En la gesta independentista el debate de los próceres sobre la nueva república giró también en torno al nacionalismo frente a la subordinación ante los dictados políticos, culturales e ideológicos de la corona europea.
Durante la infausta Guerra del Pacífico muchos amargos incidentes, que en parte explican la derrota final, estuvieron vinculados, precisamente, a la pleitesía rendida por ciertos traidores a otras potencias, que acechaban tras bambalinas.
En el primer tercio del siglo XX Belaunde, Riva Agüero, Haya de la Torre y Mariátegui, más allá de sus específicos enfoques ideológicos, coincidieron en que la peruanidad debe construirse a partir de nuestras contradicciones, aceptando la impronta de la universalidad del devenir como país soberano, pero sin tolerar la intervención extranjera venga de donde venga.
El gran Basadre, en “La promesa de la vida peruana”, fue, finalmente, muy preciso al sostener que “la reverencia sumisa a Europa que ha primado le infundió [al peruano] la amargura de ser americano, de pertenecer a una tierra que se hallaba muy lejos de constituir un centro de la civilización”. Frente a eso propuso que el Perú necesita: “Primero, un afianzamiento de la conciencia nacional contra los latentes peligros en todas sus fronteras. Segundo, un plan sencillo y realizable de mejoramiento biológico, sanitario, económico y cultural de su elemento humano. Y, tercero, un creciente dominio y utilización de su medio geográfico”.
Durante algunos regímenes solo formalmente democráticos, como el de Leguía, la intervención extranjera resultó predominante. Un caso patético fue el encarcelamiento de Mariátegui en 1929 por las presiones del entonces embajador estadounidense Alexander Moore y el gerente general de la Cerro de Pasco Copper Co., Harold Kingsmill, quienes ridículamente acusaban al maestro de ser parte de “un complot judío-comunista”.
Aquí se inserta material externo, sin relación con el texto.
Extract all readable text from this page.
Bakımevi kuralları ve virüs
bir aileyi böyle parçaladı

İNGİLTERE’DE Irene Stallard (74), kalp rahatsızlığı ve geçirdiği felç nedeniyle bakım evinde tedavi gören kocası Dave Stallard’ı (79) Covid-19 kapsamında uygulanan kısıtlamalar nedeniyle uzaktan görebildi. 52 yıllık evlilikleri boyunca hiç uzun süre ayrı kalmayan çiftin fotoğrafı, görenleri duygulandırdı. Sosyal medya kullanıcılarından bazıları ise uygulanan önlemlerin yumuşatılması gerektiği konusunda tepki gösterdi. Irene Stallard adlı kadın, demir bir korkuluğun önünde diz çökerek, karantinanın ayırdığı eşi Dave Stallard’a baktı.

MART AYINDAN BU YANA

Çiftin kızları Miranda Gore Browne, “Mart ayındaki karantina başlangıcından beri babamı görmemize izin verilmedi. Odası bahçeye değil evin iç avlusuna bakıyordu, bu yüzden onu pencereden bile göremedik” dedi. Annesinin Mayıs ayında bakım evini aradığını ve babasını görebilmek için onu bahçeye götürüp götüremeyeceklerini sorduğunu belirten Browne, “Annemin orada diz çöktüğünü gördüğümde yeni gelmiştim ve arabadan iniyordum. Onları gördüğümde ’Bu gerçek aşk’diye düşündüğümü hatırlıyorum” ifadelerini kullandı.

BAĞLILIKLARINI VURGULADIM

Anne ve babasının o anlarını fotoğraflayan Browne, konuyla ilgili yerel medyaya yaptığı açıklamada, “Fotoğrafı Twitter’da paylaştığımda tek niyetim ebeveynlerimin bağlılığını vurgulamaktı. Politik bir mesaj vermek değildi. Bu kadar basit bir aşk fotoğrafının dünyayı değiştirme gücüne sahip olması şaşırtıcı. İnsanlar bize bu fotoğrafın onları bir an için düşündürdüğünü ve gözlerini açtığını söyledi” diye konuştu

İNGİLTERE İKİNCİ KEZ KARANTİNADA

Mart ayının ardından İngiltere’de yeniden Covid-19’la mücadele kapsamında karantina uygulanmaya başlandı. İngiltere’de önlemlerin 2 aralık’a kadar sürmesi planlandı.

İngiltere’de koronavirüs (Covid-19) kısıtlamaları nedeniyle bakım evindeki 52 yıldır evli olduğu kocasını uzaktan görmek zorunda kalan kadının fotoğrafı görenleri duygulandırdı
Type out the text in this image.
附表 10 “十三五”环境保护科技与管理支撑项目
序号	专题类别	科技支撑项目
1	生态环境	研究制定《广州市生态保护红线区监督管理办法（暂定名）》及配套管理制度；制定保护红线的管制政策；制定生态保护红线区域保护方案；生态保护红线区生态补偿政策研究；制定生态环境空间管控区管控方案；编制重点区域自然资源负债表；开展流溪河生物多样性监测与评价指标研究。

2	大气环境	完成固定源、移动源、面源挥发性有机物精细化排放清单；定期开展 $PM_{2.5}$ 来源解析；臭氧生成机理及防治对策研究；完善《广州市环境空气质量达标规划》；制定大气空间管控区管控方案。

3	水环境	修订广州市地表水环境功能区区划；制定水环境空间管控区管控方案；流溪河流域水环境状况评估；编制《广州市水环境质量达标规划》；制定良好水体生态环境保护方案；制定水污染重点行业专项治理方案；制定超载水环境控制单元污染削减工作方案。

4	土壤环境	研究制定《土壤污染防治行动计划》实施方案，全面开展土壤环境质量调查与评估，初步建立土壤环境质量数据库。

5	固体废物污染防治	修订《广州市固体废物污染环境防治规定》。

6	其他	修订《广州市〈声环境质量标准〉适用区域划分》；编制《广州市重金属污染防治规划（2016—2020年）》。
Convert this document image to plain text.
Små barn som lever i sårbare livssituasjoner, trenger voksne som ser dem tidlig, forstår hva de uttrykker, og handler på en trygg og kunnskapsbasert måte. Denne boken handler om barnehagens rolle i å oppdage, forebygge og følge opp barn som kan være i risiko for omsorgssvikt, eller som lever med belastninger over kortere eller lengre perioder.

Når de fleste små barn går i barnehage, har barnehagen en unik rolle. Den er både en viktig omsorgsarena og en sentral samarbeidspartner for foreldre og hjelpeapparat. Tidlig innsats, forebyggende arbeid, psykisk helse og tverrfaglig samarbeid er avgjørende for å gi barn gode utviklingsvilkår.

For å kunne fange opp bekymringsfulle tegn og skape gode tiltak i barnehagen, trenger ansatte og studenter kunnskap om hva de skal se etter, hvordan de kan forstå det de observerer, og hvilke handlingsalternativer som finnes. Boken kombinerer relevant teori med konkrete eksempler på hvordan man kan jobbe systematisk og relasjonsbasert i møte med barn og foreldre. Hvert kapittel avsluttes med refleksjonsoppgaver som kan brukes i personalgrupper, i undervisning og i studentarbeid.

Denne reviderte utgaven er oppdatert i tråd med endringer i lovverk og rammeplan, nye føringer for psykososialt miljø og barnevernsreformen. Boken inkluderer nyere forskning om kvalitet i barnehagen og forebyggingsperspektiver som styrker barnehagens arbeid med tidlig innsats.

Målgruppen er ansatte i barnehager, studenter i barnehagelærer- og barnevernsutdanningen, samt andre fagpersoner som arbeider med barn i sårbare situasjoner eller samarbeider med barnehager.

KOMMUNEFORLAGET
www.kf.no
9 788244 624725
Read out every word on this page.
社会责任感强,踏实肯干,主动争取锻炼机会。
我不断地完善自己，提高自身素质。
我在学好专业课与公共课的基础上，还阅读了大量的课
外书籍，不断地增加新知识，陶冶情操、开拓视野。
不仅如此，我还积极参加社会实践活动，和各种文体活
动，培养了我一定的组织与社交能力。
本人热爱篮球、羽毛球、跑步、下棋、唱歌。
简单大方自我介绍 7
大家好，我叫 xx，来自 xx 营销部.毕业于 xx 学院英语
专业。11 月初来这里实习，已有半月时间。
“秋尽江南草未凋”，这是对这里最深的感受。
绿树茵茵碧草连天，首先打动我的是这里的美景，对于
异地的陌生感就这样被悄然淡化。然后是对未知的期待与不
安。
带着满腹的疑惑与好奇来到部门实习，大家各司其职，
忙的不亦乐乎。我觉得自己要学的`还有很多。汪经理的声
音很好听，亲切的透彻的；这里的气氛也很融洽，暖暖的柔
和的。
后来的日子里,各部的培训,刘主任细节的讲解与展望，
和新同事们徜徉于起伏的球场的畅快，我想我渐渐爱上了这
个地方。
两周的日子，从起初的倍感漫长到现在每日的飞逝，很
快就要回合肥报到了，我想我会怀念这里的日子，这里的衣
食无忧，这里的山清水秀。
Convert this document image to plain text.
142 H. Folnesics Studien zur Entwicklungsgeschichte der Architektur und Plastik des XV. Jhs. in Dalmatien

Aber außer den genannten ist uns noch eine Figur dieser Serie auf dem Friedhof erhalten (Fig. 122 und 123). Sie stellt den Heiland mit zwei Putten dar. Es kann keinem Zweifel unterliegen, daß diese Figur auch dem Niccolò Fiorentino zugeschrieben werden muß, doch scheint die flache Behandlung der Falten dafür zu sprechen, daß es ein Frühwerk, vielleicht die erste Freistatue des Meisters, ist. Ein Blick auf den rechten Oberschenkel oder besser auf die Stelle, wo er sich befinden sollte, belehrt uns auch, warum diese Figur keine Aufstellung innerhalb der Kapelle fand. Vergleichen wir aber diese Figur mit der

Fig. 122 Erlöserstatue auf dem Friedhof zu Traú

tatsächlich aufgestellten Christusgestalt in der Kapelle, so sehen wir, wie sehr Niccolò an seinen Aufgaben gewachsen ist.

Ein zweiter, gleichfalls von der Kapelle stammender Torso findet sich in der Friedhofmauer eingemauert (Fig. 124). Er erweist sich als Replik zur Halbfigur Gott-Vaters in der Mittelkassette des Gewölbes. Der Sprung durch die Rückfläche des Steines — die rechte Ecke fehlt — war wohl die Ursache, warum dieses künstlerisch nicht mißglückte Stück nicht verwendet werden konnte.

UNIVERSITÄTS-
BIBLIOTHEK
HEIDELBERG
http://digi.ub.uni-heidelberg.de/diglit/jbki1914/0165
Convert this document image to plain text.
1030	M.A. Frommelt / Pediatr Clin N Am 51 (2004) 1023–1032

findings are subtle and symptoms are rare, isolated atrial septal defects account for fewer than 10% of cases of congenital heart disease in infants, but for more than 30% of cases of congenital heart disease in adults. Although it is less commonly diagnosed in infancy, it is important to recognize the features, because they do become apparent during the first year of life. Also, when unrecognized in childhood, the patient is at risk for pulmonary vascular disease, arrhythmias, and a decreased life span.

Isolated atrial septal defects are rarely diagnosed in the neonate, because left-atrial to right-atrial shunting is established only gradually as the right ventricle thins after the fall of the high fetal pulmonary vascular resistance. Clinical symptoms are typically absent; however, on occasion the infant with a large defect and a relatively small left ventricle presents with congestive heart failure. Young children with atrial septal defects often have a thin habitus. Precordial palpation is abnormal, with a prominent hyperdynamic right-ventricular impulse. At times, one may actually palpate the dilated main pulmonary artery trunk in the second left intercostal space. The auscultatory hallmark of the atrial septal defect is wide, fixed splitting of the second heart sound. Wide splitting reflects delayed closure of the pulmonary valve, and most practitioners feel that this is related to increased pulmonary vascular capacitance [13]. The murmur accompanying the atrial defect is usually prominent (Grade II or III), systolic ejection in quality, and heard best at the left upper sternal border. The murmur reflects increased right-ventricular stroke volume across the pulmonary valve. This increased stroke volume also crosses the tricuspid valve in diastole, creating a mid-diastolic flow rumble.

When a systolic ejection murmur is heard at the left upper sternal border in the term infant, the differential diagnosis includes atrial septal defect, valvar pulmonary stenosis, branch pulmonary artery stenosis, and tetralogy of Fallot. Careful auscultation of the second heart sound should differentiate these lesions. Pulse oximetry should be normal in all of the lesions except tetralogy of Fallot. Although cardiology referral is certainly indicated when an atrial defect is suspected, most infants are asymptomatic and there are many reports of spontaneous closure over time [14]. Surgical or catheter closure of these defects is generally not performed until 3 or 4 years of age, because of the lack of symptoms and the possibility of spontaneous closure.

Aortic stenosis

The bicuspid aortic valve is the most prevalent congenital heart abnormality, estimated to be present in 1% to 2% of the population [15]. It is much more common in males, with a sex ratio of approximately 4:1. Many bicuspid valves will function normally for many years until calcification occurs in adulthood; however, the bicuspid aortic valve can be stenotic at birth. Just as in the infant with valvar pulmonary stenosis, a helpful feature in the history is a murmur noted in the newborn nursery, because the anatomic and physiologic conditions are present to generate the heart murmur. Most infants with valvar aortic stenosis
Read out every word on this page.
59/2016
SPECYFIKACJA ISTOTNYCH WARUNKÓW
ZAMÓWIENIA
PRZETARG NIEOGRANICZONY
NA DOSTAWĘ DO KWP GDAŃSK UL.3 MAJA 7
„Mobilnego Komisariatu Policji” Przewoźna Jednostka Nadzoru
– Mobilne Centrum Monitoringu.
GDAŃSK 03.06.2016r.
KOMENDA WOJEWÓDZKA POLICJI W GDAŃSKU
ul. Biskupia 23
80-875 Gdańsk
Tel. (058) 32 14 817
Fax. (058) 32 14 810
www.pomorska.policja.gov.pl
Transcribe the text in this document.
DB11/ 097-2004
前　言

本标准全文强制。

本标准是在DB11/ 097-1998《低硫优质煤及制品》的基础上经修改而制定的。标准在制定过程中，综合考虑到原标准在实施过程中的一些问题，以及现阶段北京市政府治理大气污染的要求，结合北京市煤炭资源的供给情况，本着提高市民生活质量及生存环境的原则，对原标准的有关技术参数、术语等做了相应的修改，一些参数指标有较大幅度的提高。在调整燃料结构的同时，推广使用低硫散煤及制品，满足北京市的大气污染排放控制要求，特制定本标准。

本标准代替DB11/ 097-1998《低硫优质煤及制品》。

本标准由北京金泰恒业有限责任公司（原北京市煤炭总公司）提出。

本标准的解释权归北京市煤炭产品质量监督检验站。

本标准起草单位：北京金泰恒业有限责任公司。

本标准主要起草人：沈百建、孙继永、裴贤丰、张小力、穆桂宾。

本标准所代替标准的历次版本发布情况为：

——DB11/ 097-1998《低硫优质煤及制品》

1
En plena Guerra Fría, Velasco Alvarado pretextó su golpe de Estado en el nacionalismo, pero traicionó al Perú al convertirse en obsecuente del castrismo. Y en los años 70, cuando la izquierda marxista empezó a utilizar el término ‘cipayo’ (derivado del soldado nativo de la India bajo el dominio británico) para referirse a quienes se comprometían con los intereses del imperialismo estadounidense, desde las corrientes liberales calificamos de ‘lacayos’ (sirvientes de baja ralea) a aquellos que, correlativamente, se alineaban con el imperialismo soviético.
Hoy, en la aldea global, no es un problema ético o político hablar con diplomáticos de cualquier nacionalidad. Sería necio pretender la autarquía y no aceptar la cooperación internacional en condiciones soberanas, e incluso es natural vincularse con los estadounidenses dada su condición de potencia hegemónica. Pero es torpe y traidor pedir asistencia para enfrentar a contendores políticos peruanos.
Específicamente en el caso de Ollanta Humala, aunque guardo el mayor respeto por su persona, durante la campaña electoral del 2006 critiqué duramente sus planteamientos, así como también publiqué contra el fujimorato entre 1992 y el 2000. Pero oponerse con las ideas, y hasta salir a las calles para defender la democracia, no justifica buscar a extranjeros para solucionar el futuro político de nuestra patria. Para decirlo sin rodeos, entre peruanos o nos amamos o nos entrematamos, pero estamos obligados a hacerlo solo entre nosotros.
La responsabilidad no es, pues, de yanquis, europeos, chinos o rusos. Y, por lo mismo, así como es repudiable lo revelado por la filtración de los cables de Wikileaks, justo es pedirle al señor Humala, de peruano a peruano, que de una vez por todas deslinde con el chavismo venezolano y aclare su sorprendente y grave apoyo al régimen genocida de Gadafi.